Y, con dieciocho años, Callie, en esos momentos Calista, se había transformado en una joven muy bella, que lo había tentado para que se la llevase a la cama. Salvo que no habían llegado a la cama y lo habían hecho en el sofá del salón.
Lukas había sabido que aquello estaba mal, por supuesto, pero no había podido resistirse. El hecho de que Callie coquetease con él lo había sorprendido, se había sentido halagado de que quisiese entregarle su virginidad. Calista lo había embaucado.
Y se lo iba a hacer pagar.
Calista sintió que el suelo se movía bajo sus pies y la imagen del ataúd en el que estaba su padre se volvió borrosa.
«No, por favor, no».
Lukas, no. Allí, en ese momento, no. Pero no le cabía la menor duda de que estaba allí. Sus hombros parecían más anchos de lo que ella recordaba, su torso más fuerte, más imponente. Estaba de brazos cruzados, con los pies plantados con firmeza en el suelo, indicando claramente que no iba a marcharse a ninguna parte.
No era posible que aquello estuviese ocurriendo.
Lukas Kalanos estaba en la cárcel, todo el mundo lo sabía. Lo habían condenado por su papel en el negocio de contrabando de su padre, Stavros, que también había sido socio de su propio padre.
Calista sintió náuseas solo de pensar en lo ocurrido, en que el negocio de transporte marítimo de su padre se hubiese hundido por culpa de aquello, en cómo su familia se había arruinado.

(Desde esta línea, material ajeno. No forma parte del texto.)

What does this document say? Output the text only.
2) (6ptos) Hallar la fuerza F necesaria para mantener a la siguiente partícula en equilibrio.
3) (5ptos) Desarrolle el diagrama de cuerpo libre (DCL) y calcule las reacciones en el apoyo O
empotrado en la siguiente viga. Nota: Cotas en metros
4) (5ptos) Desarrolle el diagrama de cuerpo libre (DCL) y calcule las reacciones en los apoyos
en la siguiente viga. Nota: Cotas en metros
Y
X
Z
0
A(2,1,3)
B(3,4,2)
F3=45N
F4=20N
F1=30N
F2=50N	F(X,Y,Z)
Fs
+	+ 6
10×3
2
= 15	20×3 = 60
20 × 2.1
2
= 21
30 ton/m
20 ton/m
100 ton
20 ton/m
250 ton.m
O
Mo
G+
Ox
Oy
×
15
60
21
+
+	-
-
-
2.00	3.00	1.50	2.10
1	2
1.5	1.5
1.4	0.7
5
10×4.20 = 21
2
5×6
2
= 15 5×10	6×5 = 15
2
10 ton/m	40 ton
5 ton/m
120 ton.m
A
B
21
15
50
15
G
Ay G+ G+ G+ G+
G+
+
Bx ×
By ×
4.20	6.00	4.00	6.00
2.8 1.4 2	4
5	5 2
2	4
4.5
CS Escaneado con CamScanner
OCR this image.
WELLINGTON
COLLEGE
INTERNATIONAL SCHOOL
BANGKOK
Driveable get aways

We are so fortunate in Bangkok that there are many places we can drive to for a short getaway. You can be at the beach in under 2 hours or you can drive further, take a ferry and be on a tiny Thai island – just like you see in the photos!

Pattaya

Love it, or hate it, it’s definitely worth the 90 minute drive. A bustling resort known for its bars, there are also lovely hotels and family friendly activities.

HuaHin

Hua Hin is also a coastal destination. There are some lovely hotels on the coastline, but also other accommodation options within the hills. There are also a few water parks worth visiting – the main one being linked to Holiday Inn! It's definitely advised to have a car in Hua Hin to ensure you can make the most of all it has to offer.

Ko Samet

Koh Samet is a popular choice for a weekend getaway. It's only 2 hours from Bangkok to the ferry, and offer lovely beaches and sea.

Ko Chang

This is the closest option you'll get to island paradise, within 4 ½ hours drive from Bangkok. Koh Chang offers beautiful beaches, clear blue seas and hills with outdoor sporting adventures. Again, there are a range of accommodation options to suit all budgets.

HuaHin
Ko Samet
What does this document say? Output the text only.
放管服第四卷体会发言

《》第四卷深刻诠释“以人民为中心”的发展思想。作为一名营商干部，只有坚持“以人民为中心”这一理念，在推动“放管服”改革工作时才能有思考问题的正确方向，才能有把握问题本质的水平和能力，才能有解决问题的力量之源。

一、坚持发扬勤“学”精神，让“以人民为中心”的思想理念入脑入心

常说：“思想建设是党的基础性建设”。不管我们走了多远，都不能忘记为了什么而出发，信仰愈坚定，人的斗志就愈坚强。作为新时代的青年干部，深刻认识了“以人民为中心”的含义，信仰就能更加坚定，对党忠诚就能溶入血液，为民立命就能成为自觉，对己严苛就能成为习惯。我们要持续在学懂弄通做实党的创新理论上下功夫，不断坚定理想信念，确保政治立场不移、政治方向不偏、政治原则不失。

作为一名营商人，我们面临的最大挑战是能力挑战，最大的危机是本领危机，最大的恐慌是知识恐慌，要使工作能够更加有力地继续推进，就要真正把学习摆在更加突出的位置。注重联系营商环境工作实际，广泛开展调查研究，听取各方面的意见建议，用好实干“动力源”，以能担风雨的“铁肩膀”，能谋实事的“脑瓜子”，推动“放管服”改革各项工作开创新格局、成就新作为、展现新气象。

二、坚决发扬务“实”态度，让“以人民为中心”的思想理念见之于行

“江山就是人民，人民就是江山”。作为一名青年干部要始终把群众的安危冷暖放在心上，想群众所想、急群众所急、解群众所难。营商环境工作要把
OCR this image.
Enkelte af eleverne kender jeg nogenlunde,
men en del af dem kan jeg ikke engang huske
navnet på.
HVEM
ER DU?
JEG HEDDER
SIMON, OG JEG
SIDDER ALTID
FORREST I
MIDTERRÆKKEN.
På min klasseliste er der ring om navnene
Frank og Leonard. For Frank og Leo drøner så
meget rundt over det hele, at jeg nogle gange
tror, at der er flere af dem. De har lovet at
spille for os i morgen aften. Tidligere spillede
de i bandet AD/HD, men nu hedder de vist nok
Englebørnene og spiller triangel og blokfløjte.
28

Con solo veintitrés años, había vivido en la opulencia y también había pasado por muchas dificultades. Y en esos momentos tenía claro qué era lo que prefería.
Aquel era el motivo por el que, cinco años antes, se había marchado y había decidido apartarse del negocio familiar, de los tejemanejes de sus hermanos. De los ataques de ira de su padre, de sus depresiones bañadas en alcohol.
Pensó en su hija y se puso a temblar. Se dijo que Effie estaba bien, sana y salva en casa, en Londres, probablemente jugando con la pobre Magda, amiga de Calista y compañera de sus estudios de enfermería, que iba a cuidar de la pequeña hasta que ella regresase. Solo iba a quedarse allí el tiempo estrictamente necesario, como mucho un par de días, para firmar los documentos que tuviese que firmar. Después, se marcharía de aquella isla para siempre.
Pero, de repente, le corría más prisa alejarse de Lukas Kalanos que de la isla.
La ceremonia casi había terminado. El pope los estaba invitando a unirse a él en una última oración antes de que cubriesen el ataúd de tierra. Calista se estremeció.
–¿No tendrás frío? –le preguntó él, agarrándola del codo–. ¿O ha sido una conmovedora muestra de dolor?
Hablaba inglés perfectamente, aunque Calista también lo habría entendido en griego. Lukas la hizo girarse hacia él y añadió:
–Si es así, estoy seguro de que no es necesario que te diga que no tiene ningún fundamento.
–Lukas, por favor… –respondió ella, preparándose para mirarlo a los ojos y notando que se le doblaban las rodillas.
Los rizos oscuros habían desaparecido, llevaba el pelo muy corto, lo que endurecía sus bonitas facciones y acentuaba la curva de su dura mandíbula y los ángulos de sus mejillas, pero su mirada seguía siendo la misma: marrón oscura, casi negra, y sobrecogedoramente intensa.
–He venido a enterrar a mi padre, no a escuchar tus insultos.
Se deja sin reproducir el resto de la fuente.